Rispetto al testo originario, il decreto cresce in modo significativo: passa da 19 articoli e 48 commi a 36 articoli e 103 commi, configurandosi come una vera e propria mini-manovra fiscale correttiva, con numerosi interventi che incidono su parti rilevanti della legge di bilancio 2026.
Nel complesso, il provvedimento interviene su più fronti fiscali, correggendo e rimodulando alcune misure introdotte dalla manovra, con effetti anche sul gettito e sulla struttura di diverse imposte.
Tra le principali novità figura la revisione del trattamento dell’IVA sulle operazioni permutative, con una definizione più stringente della base imponibile, che non potrà essere inferiore ai costi sostenuti dalle parti coinvolte.
Sul fronte della pubblica amministrazione, viene introdotta una semplificazione: le PA non dovranno verificare la regolarità fiscale dei professionisti per compensi fino a 5 mila euro di cartelle non pagate, riducendo gli oneri amministrativi nei piccoli pagamenti.
Importanti interventi anche in materia di tassazione societaria: viene prevista la rateizzazione della tassazione del cosiddetto badwill in cinque anni e una revisione del regime di partecipation exemption, con l’eliminazione del requisito minimo del 5% o del valore di 500 mila euro a partire dal 2026.
Il decreto interviene anche sul sistema del concordato preventivo biennale, introducendo nuove soglie di reddito massimo e prorogando al 31 ottobre 2026 il termine per l’adesione.
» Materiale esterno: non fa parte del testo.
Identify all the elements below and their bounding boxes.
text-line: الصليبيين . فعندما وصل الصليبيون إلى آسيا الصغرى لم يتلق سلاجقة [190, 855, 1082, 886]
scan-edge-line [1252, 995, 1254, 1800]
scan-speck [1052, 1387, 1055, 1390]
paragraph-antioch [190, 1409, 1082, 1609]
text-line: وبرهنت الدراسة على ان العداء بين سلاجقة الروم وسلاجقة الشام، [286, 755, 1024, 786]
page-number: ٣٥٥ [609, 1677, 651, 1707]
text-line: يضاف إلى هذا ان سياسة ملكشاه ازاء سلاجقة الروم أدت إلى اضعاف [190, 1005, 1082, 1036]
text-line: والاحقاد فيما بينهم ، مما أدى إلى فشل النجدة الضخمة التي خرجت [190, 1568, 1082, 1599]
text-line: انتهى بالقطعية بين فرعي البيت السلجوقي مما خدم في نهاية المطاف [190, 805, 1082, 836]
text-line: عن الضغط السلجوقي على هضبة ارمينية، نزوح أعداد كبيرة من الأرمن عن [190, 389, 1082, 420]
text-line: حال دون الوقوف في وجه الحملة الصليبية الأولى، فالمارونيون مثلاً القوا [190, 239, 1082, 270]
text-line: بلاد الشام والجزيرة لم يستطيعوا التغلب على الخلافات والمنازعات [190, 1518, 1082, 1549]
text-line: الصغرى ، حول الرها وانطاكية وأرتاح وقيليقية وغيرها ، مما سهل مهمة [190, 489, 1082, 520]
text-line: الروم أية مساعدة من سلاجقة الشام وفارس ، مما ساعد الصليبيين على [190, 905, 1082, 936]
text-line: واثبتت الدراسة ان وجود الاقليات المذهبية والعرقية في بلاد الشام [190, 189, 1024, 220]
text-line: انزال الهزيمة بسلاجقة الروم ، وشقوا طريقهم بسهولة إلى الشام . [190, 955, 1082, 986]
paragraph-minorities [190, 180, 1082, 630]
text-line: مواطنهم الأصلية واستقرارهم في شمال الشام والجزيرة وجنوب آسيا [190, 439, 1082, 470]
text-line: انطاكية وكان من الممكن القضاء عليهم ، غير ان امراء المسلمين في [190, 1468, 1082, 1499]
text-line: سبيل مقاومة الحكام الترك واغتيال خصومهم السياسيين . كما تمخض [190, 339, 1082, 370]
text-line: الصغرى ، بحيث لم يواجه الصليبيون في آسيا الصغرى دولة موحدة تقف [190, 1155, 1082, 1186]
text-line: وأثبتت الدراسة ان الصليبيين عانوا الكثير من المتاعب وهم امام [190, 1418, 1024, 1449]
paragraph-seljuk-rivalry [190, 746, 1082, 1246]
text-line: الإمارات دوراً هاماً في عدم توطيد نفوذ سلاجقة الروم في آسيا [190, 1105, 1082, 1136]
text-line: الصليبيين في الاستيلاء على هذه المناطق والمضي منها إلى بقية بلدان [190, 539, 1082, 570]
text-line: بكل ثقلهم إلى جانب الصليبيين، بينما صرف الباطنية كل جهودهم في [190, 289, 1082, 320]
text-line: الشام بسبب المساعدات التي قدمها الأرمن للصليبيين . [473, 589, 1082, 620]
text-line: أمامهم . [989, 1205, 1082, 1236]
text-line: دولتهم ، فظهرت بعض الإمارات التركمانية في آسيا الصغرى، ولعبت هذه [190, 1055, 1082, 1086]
Cambia inoltre la disciplina del trattamento fiscale dei redditi e delle plusvalenze per i contribuenti con diversi livelli di affidabilità fiscale.
Tra le misure più rilevanti sul piano sociale ed economico figura la proroga della sospensione fino al 30 giugno 2026 della tassa sui piccoli pacchi extra UE, inizialmente prevista dalla manovra, insieme all’estensione della rottamazione quinquies anche ai debiti degli enti locali affidati all’Agenzia delle Entrate-Riscossione, con cinque giorni di tolleranza nei pagamenti.
Novità anche per il settore dei viaggi: le agenzie di viaggio vengono esentate dalla ritenuta d’acconto sulle provvigioni relative alla vendita e intermediazione dei servizi di trasporto.
Sul piano delle agevolazioni, il provvedimento introduce misure fiscali per eventi internazionali come l’America’s Cup, con esenzioni su diversi redditi e imposte per soggetti coinvolti nell’organizzazione e nelle attività collegate.
Infine, vengono aggiornati alcuni parametri fiscali, tra cui l’aumento dell’imposta di bollo sui conti correnti e la riduzione del tasso di interesse per la rateizzazione dei debiti contributivi Inps, che scende dall’8,15% al 4,15%.
Il decreto si configura così come un intervento trasversale che modifica in profondità diversi capitoli della fiscalità italiana, con un impatto diretto su imprese, professionisti e contribuenti.